Especially during wartime, as I am beginning to find out, the futility of writing, art, of most everything—becomes more apparent. As you said, there is a story around every corner, and I see a million potential stories around me all the time. Now the crux of the situation lies in the fact that, to the writer, war is a gigantic, inexorable, relentlessly terrible panorama which, although at every hand fraught with mists of beauty and pathos, swirls about him so swiftly and chaotically that he is unable to find a tongue to utter his thoughts. And after the war, if he has extricated himself from the whole mess with a sound mind and body, he is usually so terribly cynical and embittered that those golden words turn to dust. To be platitudinous, it changes one’s viewpoint immensely. Like Wolfe’s Eugene Gant I see “Time, dark time, flowing by me like a river”—and that is all one can say.

William Styron | Letter to his father | 14 Feb 1945


It’s incredible how one runs about frantically at times like a rat in a maze, not really knowing right from wrong (and often really not caring), victim of one’s own passions and instincts rather than master of one’s own soul. I suppose the proper thing to do is just to stop every now and then and say, Where am I heading? Actually, though I’m still much like the psychologist’s rat, I find myself asking myself that question almost too often. I suppose the very fact that I realize my indulgence in too much introspection is another sign (I hope) of maturity. Too much brooding is unhealthy and, although I still have my slumps, I’ve begun to realize that one of the great secrets is striking a balance between thought and action. Between the Romantic and the Classical. Just living healthily. Living, acting, thinking; not just vegetating neurotically, on one hand, or blundering about, on the other hand, like so many people do, like trapped flies. It’s a hard balance to strike, but I think it can be done, and that in this exciting-sorrowful age of ours it can make great literature.

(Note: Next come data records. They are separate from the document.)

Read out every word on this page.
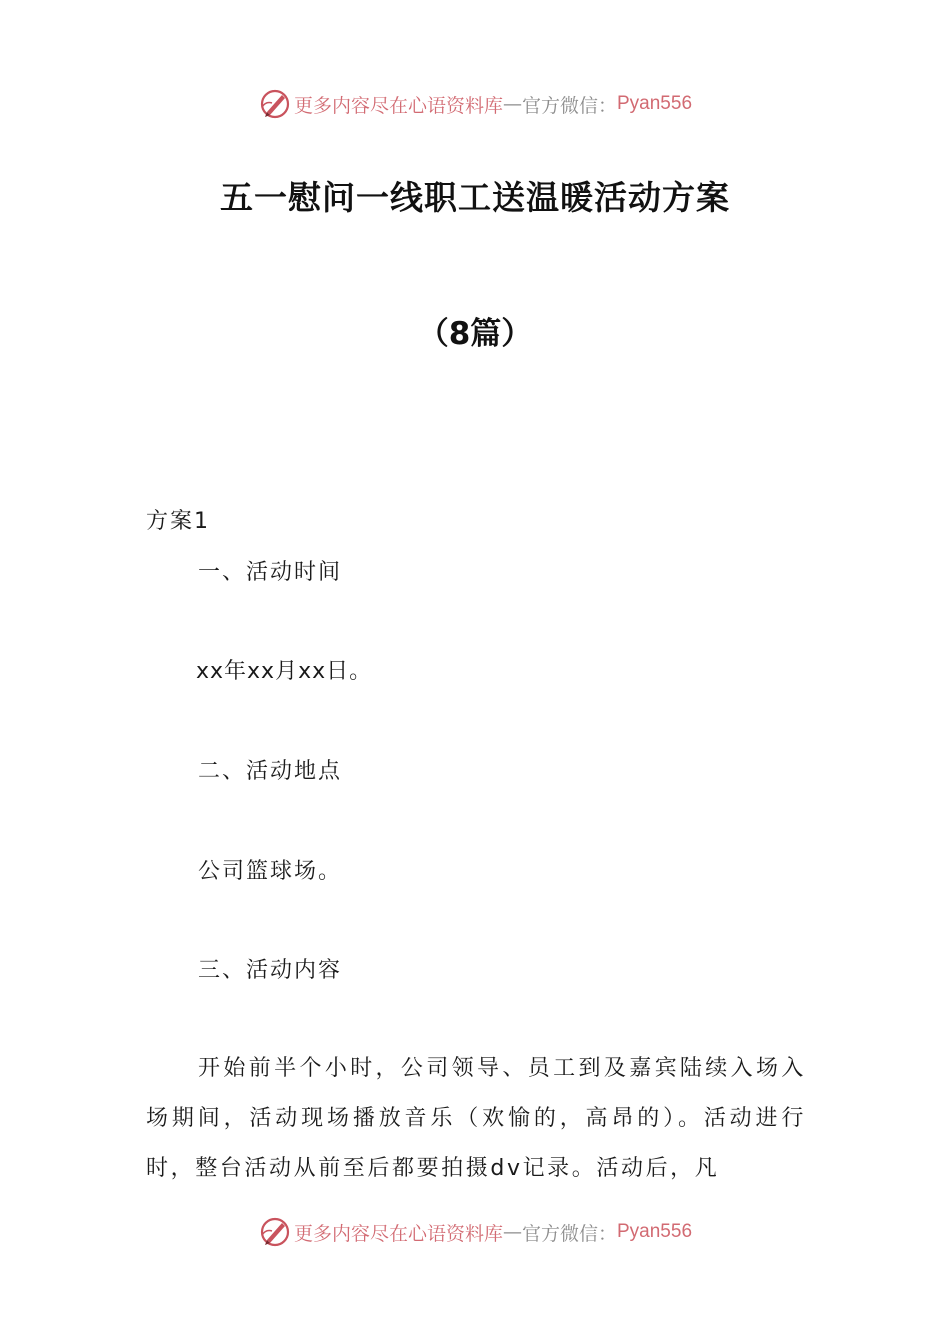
更多内容尽在心语资料库 — 官方微信： Pyan556
五一慰问一线职工送温暖活动方案
（8篇）
方案1
一、活动时间
xx年xx月xx日。
二、活动地点
公司篮球场。
三、活动内容
开始前半个小时，公司领导、员工到及嘉宾陆续入场入场期间，活动现场播放音乐（欢愉的，高昂的）。活动进行时，整台活动从前至后都要拍摄dv记录。活动后，凡
更多内容尽在心语资料库 — 官方微信： Pyan556
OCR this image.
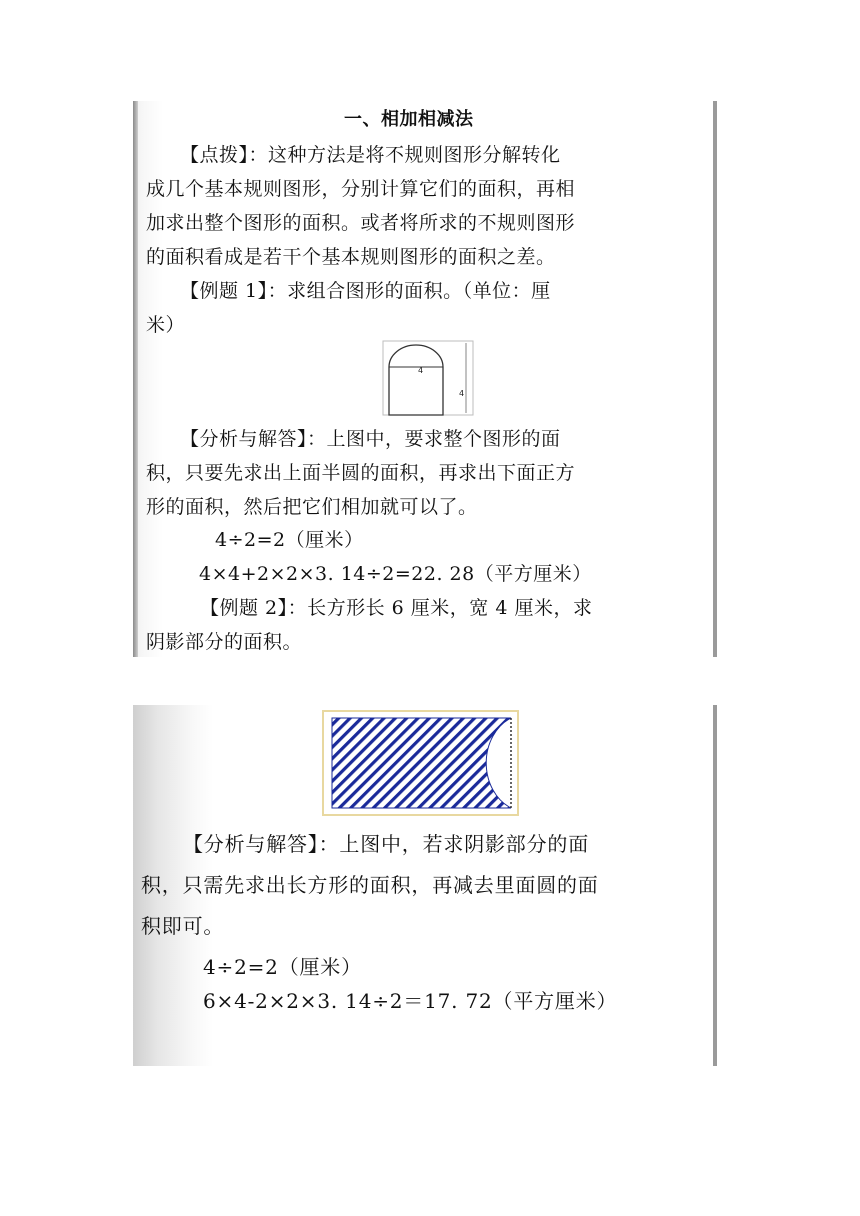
一、相加相减法
【点拨】：这种方法是将不规则图形分解转化
成几个基本规则图形，分别计算它们的面积，再相
加求出整个图形的面积。或者将所求的不规则图形
的面积看成是若干个基本规则图形的面积之差。
【例题 1】：求组合图形的面积。（单位：厘
米）
4
4
【分析与解答】：上图中，要求整个图形的面
积，只要先求出上面半圆的面积，再求出下面正方
形的面积，然后把它们相加就可以了。
4÷2=2（厘米）
4×4+2×2×3. 14÷2=22. 28（平方厘米）
【例题 2】：长方形长 6 厘米，宽 4 厘米，求
阴影部分的面积。
【分析与解答】：上图中，若求阴影部分的面
积，只需先求出长方形的面积，再减去里面圆的面
积即可。
4÷2=2（厘米）
6×4-2×2×3. 14÷2＝17. 72（平方厘米）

William Styron | Letter to his father | 31 Mar 1949


I think that any writer who ever lived, who was any good at all, has had long long periods of precisely the same sort of strain and struggle that both you and I are going through; I only comfort myself (and God knows it seems like forlorn comfort at times) that it seems to be true that often such periods of doubt and thrashing around eventually produce the best work. They often eventually produce the best work because it is during such periods of struggle (when one is long unpublished or goes through long periods of tortured sterility) that a writer really suffers. A lot of crap has been written about suffering, and the value of it, and in about two seconds I’ll shut up, but every now and then, even in the midst of my most dried-up, sterile depressions, I have a crazy confused moment of joy in the knowledge that anything good I ever did seemed at one time or another impossible of attaining, that it was a hard struggle in getting it out, that it seemed at times to be crushed under the weight of my doubts about it, but if it happened to be good at all it was because of the doubts, and perhaps a little suffering.

William Styron | Letter to Mac Hyman | 15 Aug 1953


As for your existential “wrassling,” I’m sure that I don’t have to tell you that your pondering and wondering and troubling are only extensions of what people have been doing ever since they had the capability of thought, which is to say hundreds of thousands of years. Gods and the idea of a God were of course born out of just this troubled pondering, so it may or may not be a consolation to you that your intense wonder and turmoil about the meaning of the human condition is, in fact, a part of the human condition—or at least as it is experienced by sensitive and questing souls like yourself (no joke). It may just be that there is no reason or purpose to existence. Many great men—thinkers and artists—have thought this to be true, yet have not despaired over this assumption but have created great work through their very vision of mankind enduring triumphant over the sheer purposelessness of the universe, and in spite of the bleak and soulless aspect it so often presents. The whole concept of tragedy is of course embodied in this notion.